President Roosevelt submitted nearly 70 draft bills to Congress to save the banking system and rehabilitate the main sector of the economy, all of which were immediately adopted. The number of banks was reduced by 4,000; many unemployed received jobs at publically-funded projects; and the social security system was introduced. The President openly experimented in seeking to find a cure for the country's economic ailments. Even though, some of his initiatives did not succeed, the New- Deal reforms proved that governments could find solutions to crisis situations. The Federal Government turned into an arbitrage in future conflicts between various social classes and groups.

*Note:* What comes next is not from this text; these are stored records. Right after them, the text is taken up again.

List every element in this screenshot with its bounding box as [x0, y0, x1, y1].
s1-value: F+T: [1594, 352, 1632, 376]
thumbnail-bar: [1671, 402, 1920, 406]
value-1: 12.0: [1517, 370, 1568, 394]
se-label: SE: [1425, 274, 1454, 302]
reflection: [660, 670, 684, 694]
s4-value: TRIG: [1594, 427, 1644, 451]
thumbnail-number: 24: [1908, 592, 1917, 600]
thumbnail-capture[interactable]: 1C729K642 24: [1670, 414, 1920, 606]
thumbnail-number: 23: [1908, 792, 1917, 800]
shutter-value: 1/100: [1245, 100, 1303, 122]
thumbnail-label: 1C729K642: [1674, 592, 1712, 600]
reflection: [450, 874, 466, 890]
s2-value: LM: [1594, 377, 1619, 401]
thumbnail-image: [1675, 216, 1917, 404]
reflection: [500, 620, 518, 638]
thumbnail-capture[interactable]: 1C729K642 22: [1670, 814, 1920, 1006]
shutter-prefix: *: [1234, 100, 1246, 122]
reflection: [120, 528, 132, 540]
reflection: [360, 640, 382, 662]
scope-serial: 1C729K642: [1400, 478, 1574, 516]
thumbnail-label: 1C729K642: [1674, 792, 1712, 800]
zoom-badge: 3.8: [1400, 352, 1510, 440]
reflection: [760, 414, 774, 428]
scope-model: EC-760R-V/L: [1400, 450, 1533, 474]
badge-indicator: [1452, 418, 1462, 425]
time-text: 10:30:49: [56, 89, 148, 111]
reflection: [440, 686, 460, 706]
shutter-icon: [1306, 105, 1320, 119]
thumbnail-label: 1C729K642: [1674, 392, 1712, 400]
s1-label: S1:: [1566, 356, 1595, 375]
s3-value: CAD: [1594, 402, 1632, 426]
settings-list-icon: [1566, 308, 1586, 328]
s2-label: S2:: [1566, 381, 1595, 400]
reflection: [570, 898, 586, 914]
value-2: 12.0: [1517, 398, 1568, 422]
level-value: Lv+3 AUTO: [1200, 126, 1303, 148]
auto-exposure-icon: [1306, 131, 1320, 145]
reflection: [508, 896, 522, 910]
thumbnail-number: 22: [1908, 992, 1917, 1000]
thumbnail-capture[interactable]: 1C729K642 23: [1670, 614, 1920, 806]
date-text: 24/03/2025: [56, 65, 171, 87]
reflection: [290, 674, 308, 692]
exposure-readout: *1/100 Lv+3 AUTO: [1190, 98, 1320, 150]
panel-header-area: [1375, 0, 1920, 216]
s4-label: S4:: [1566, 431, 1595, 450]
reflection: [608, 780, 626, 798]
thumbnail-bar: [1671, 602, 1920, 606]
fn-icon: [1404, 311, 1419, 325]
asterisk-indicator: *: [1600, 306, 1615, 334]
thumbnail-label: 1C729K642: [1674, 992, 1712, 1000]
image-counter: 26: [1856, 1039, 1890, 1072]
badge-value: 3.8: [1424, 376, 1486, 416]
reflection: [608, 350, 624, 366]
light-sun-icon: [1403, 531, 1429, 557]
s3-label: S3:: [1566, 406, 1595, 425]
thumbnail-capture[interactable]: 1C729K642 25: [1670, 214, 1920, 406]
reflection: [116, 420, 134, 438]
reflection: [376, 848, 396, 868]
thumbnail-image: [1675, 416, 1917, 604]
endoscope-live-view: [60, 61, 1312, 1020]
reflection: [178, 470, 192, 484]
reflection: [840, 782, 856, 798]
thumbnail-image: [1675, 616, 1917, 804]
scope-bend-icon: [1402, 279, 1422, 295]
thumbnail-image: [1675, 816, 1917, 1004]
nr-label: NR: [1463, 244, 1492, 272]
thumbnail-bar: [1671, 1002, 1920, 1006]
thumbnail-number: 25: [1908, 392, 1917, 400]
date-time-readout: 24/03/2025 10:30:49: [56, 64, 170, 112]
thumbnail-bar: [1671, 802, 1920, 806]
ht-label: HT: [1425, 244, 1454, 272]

By the end of the 1930s, American big business had lost its omnipotence. It faced competition from a powerful workers' movement, farmers and consumers who were now protected by numerous public institutions. Many experts doubt that Mr. Roosevelt's achievements were completely behind a revival of the American economy in the years up to World War II. At the same time, it was his New Deal that laid the basis in the 1950s for a sustained economic boom in the US that improved living standards both for the middle class, and the poorest groups in society. Last but not least, Mr. Roosevelt inspired Lyndon Johnson to implement social reforms in the 1960s aimed at building a Great Society where there would be no poor people.